Wednesday, January 15, 2014

Never Forgotten

So many good things in life are tenuously anchored and it only takes a good quick current to carry them away.

I always discover this the hard way.

That's me, there, clinging to the branch that has the potential to save my life, but even greater potential to snap and take me with it over the edge of the fierce waterfall.

Today I watched a documentary on people with Bipolar disorder called Of Two Minds. I remember thinking to myself that these people can't be bipolar - they don't have enough cats.

One of the characters in the documentary said she preferred a natural method for controlling her disorder, versus pills. She called it a change in lifestyle. She seemed perfectly normal to me.

Recently I lost a tooth, and I cried over it. Recurring nightmares prior to the occasion sometimes feature scenarios in which all my teeth fall out, possibly fueling the emotional reaction that caught the dentist by surprise. "Oh," she assures me,  "lots of patients cry over teeth that have to be removed." But her initial look of surprise gave it away. No one cries over a tooth.

There are little things we get emotional over, and there are big things.

I recently received an email entitled "Creative Non-Fiction Project: On Life." It absolutely floored me. Decimated me. Made me realize that I had tremendous power over someone I love... And yet I have none.

We all do. There is no one we have more power over than the people we love, while simultaneously having absolutely no power over them.

What's more vicious is the power they have over us.

Two words, just two written words, on any other day might have been said, or taken, in jest.

But on that day, they were savage. Cry-worthy. Devastating.

A wise friend once told me some fantastic advice. "Assume Positive Intent," he said. You see, too often I assume the negative - usually because I don't have enough information and am too non-confrontational to ask. And usually I find out after-the-fact that I was wrong to assume the negative at all. "There's more to the story - and two sides to every story," my wise friend says.

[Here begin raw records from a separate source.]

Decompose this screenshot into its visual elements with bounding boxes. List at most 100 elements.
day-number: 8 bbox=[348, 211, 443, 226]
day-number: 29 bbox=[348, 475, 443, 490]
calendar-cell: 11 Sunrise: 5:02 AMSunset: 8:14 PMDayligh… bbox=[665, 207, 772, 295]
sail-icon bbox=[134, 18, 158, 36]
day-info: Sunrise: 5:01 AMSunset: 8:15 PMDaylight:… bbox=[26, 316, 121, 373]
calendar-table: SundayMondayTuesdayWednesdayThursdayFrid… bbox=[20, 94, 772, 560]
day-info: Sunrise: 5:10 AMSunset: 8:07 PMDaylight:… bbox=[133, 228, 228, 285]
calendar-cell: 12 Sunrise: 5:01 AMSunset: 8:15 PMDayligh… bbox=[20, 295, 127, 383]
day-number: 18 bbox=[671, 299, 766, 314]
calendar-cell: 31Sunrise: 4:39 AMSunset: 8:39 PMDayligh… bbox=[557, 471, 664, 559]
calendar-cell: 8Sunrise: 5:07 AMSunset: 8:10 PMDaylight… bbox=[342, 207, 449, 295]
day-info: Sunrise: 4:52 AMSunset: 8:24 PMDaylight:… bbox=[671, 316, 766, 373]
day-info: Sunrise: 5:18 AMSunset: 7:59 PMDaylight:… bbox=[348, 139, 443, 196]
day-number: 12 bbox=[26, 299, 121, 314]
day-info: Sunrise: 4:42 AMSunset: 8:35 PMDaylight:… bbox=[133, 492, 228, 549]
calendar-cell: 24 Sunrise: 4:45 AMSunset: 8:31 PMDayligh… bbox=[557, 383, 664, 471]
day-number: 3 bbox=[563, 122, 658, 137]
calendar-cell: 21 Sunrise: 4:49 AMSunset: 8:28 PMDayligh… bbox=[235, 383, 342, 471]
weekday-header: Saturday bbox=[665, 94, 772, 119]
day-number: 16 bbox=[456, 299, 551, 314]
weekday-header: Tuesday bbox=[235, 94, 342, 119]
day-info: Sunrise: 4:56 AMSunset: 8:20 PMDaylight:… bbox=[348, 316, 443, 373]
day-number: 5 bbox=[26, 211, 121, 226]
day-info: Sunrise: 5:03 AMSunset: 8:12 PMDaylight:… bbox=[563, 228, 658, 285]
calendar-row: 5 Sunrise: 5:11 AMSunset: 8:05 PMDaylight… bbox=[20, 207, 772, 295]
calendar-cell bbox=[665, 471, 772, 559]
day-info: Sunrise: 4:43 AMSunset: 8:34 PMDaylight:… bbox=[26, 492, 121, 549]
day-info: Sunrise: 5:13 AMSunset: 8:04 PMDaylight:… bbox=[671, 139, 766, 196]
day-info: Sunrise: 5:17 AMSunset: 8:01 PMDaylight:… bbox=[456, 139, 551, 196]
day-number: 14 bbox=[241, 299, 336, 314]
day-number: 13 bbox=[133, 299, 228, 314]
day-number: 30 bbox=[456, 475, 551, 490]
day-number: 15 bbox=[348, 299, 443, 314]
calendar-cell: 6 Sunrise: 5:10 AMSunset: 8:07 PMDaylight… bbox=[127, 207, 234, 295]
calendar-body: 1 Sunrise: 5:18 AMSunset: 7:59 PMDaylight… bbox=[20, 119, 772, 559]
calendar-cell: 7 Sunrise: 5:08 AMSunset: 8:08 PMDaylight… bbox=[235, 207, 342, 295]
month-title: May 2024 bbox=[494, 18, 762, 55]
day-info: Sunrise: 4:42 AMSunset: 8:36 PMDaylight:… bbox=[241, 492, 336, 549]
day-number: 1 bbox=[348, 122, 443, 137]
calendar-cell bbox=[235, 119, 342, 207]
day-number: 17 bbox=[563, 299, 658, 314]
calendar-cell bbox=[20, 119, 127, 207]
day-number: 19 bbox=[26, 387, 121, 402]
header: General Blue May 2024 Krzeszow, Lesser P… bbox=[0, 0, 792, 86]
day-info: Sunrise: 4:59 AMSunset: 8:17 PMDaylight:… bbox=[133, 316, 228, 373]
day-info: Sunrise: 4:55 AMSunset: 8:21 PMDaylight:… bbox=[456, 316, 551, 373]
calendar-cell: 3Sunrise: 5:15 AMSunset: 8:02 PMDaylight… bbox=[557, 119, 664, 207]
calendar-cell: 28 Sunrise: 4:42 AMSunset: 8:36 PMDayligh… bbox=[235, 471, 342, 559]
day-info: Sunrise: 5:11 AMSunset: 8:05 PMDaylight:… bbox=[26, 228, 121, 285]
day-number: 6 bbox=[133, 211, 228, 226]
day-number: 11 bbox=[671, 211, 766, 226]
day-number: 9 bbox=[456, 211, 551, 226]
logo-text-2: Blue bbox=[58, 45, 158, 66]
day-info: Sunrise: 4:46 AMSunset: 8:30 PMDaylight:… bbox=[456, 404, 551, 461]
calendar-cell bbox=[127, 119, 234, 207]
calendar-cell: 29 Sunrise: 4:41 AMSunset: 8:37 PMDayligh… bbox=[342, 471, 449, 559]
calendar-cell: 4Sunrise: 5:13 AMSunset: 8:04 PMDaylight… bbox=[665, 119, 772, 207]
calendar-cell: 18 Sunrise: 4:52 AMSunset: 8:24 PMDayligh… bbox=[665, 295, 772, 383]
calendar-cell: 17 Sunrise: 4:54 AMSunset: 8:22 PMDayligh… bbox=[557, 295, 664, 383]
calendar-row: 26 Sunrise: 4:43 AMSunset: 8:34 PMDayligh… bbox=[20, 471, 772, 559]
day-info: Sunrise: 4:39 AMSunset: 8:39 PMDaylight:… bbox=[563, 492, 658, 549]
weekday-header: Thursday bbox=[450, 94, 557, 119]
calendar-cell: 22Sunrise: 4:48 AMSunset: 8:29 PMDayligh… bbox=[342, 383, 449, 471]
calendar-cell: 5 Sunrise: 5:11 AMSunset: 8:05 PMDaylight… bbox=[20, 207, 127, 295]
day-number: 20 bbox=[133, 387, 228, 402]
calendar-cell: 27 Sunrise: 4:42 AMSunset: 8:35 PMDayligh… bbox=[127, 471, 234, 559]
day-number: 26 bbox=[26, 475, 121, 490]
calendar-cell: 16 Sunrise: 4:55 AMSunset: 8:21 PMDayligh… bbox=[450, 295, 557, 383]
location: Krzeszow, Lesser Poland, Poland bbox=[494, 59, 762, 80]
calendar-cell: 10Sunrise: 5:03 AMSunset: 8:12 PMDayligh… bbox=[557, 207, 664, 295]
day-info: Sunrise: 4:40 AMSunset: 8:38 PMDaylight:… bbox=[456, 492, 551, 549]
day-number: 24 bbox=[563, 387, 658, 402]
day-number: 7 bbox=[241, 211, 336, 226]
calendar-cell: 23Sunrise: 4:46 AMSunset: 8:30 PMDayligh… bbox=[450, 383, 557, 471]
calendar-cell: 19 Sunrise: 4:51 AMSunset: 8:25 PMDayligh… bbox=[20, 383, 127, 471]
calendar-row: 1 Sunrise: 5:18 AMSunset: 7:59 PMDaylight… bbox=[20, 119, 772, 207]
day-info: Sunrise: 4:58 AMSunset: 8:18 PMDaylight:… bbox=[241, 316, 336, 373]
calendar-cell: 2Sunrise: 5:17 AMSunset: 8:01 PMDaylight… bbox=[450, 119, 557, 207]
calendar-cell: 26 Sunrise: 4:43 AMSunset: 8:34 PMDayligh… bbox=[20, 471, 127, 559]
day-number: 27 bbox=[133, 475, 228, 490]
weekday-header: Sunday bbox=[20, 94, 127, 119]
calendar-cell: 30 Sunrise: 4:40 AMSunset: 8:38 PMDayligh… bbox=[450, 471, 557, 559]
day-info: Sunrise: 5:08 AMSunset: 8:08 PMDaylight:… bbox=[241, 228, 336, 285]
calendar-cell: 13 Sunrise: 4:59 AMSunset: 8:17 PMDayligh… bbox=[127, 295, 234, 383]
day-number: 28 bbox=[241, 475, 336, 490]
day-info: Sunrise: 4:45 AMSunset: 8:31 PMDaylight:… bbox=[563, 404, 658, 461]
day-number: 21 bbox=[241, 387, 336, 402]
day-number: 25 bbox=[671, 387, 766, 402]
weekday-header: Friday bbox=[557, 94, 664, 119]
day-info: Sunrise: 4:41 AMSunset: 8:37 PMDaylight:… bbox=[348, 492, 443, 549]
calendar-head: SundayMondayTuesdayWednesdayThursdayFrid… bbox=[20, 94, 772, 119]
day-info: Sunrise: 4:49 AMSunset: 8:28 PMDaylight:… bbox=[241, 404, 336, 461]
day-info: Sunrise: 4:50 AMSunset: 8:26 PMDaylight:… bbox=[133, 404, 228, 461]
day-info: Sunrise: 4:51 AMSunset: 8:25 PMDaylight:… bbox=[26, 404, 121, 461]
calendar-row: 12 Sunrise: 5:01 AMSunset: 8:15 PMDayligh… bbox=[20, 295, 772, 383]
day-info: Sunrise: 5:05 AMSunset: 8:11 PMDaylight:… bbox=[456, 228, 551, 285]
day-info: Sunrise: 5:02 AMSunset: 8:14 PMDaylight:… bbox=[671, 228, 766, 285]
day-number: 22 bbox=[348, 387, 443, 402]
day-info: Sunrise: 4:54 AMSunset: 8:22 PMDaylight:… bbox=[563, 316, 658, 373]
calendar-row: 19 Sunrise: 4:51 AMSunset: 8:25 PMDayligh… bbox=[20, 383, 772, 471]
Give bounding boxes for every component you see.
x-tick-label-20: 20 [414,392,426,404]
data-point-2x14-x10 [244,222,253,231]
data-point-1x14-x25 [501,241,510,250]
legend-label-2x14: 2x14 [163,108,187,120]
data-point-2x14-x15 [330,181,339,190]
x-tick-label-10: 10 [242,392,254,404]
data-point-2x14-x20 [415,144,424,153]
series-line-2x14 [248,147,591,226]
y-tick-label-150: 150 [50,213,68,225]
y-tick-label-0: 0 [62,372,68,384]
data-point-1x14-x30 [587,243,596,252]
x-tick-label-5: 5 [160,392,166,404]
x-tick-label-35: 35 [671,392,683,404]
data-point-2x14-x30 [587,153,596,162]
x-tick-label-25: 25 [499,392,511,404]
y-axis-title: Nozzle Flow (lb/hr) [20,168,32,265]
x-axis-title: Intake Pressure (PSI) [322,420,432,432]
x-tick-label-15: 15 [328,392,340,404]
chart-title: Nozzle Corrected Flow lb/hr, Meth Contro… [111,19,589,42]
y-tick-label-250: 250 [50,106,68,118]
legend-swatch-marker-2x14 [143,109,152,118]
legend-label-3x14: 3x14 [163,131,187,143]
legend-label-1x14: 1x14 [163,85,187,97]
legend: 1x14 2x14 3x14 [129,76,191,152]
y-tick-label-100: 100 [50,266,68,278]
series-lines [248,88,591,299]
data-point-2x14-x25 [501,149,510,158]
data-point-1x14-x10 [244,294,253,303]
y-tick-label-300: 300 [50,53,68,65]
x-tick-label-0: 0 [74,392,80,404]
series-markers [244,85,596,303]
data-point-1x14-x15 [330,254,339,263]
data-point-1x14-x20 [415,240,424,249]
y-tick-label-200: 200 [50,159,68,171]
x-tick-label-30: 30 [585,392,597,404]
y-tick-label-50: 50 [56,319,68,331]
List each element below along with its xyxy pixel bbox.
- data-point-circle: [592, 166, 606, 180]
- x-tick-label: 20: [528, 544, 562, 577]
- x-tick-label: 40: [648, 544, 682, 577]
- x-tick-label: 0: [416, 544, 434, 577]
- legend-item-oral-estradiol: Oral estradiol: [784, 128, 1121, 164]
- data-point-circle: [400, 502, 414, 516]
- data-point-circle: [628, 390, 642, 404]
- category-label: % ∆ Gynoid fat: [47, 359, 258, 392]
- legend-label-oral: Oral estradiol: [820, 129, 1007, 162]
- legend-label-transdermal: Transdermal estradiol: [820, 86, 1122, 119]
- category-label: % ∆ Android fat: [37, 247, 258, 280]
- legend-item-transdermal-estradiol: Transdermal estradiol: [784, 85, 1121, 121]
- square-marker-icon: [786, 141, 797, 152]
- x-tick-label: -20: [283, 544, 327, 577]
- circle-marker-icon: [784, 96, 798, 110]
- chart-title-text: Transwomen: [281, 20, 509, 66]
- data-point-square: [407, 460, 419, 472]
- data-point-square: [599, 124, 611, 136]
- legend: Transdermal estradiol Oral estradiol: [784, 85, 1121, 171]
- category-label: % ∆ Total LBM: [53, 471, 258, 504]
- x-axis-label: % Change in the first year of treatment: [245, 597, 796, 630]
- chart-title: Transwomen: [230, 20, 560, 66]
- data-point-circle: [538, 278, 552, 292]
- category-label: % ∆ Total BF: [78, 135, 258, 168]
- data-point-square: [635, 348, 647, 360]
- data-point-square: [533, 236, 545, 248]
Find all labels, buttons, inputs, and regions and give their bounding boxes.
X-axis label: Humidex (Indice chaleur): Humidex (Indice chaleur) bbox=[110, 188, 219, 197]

But how much, exactly, can I read-into two words? Spoken words have inflection, expressions, body language, volume, and sometimes spittle, to provide clues of intent, meaning, emotion...

But written word - it must be carefully crafted - and even more carefully read. Written words can take on new life, new meaning, new character, when heard in our head. That voice in our head can be merciless, suspicious, biased, and way off base. That's the power of written words.

I therefore respond to those two words with these carefully crafted two words: "Never Forgotten."